Pocos países como Reino Unido para el protocolo y los formalismos, y pocas personas en el mundo como Isabel II para condensarlo todo en una ceremonia de menos de dos horas. El Dios salve al rey con el que se ha cerrado el acto ha hecho guiñar los ojos varias veces al nuevo monarca, Carlos, y ha cuajado un aire diferente en la abadía, de trascendencia, a juzgar por los rostros de los presentes. El gaitero de la reina, el que tocaba para ella cada mañana, ha cerrado el funeral, antes de que Bach sonara para que el féretro saliera del templo. Música para dar paz, antes de los dos minutos de silencio que han callado al país, pura devoción, si no a la reina y a lo que representa, sí al formalismo que le acompaña.

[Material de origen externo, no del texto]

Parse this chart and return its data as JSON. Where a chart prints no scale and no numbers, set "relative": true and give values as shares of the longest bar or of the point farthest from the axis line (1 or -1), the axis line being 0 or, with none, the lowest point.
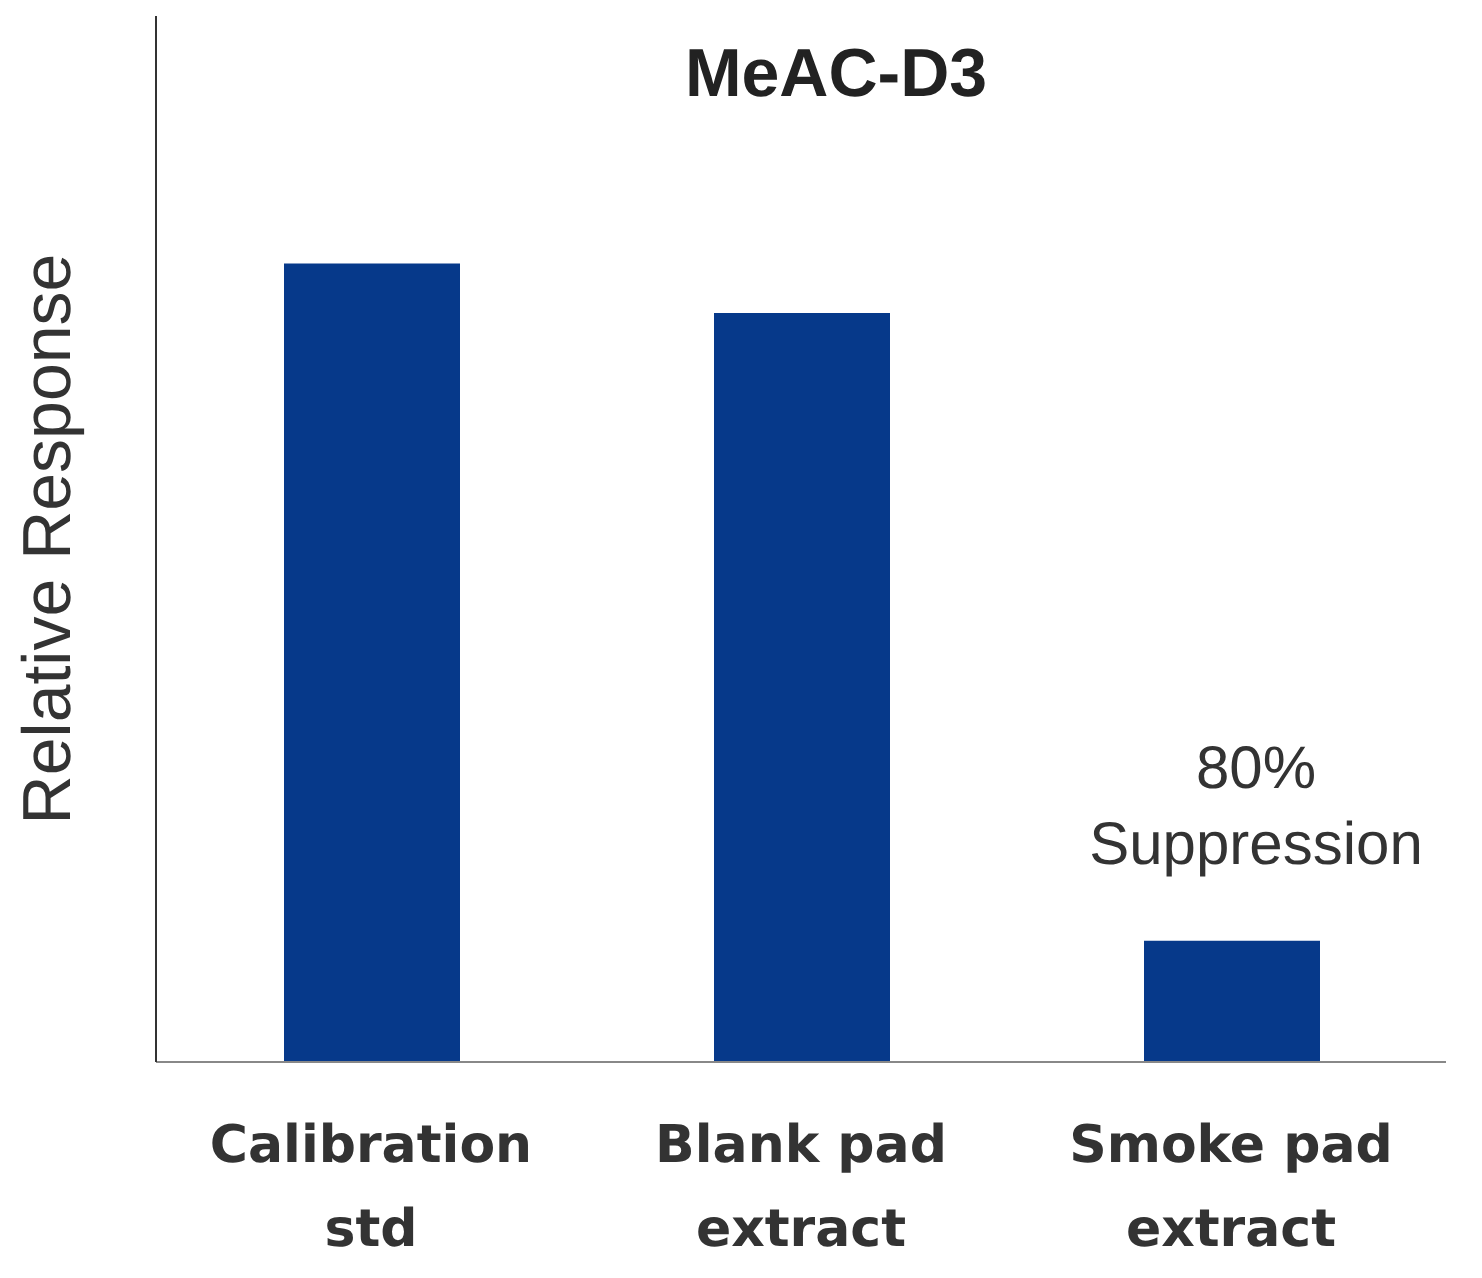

Por delante quedaba una procesión para despedirse de sus súbditos, los que entienden que merece respeto por estar en su sitio, los más templados, y los que lloran su muerte como irreparable, por su carisma y conexión popular, un siglo que se va. Ahí sí ha habido cierto retraso en ese carruaje tirado por soldados, no más de 15 minutos sobre la hora prevista, hasta que el féretro ha llegado hasta el Arco de Wellington, en el centro de Londres. Desde allí debe ser desplazado en coche al castillo de Windsor, a unos 40 kilómetros de la capital, donde Isabel II recibirá sepultura en la capilla de San Jorge junto a su esposo, el príncipe Felipe, su padre, su padre y su hermana. También entonces habrá una pequeña ceremonia religiosa a la que asistirán apenas 800 elegidos, entre ellos los reyes Felipe y Letizia.

La reina dice adiós a la vida, a las obligaciones y al boato, y saluda ya a la Historia.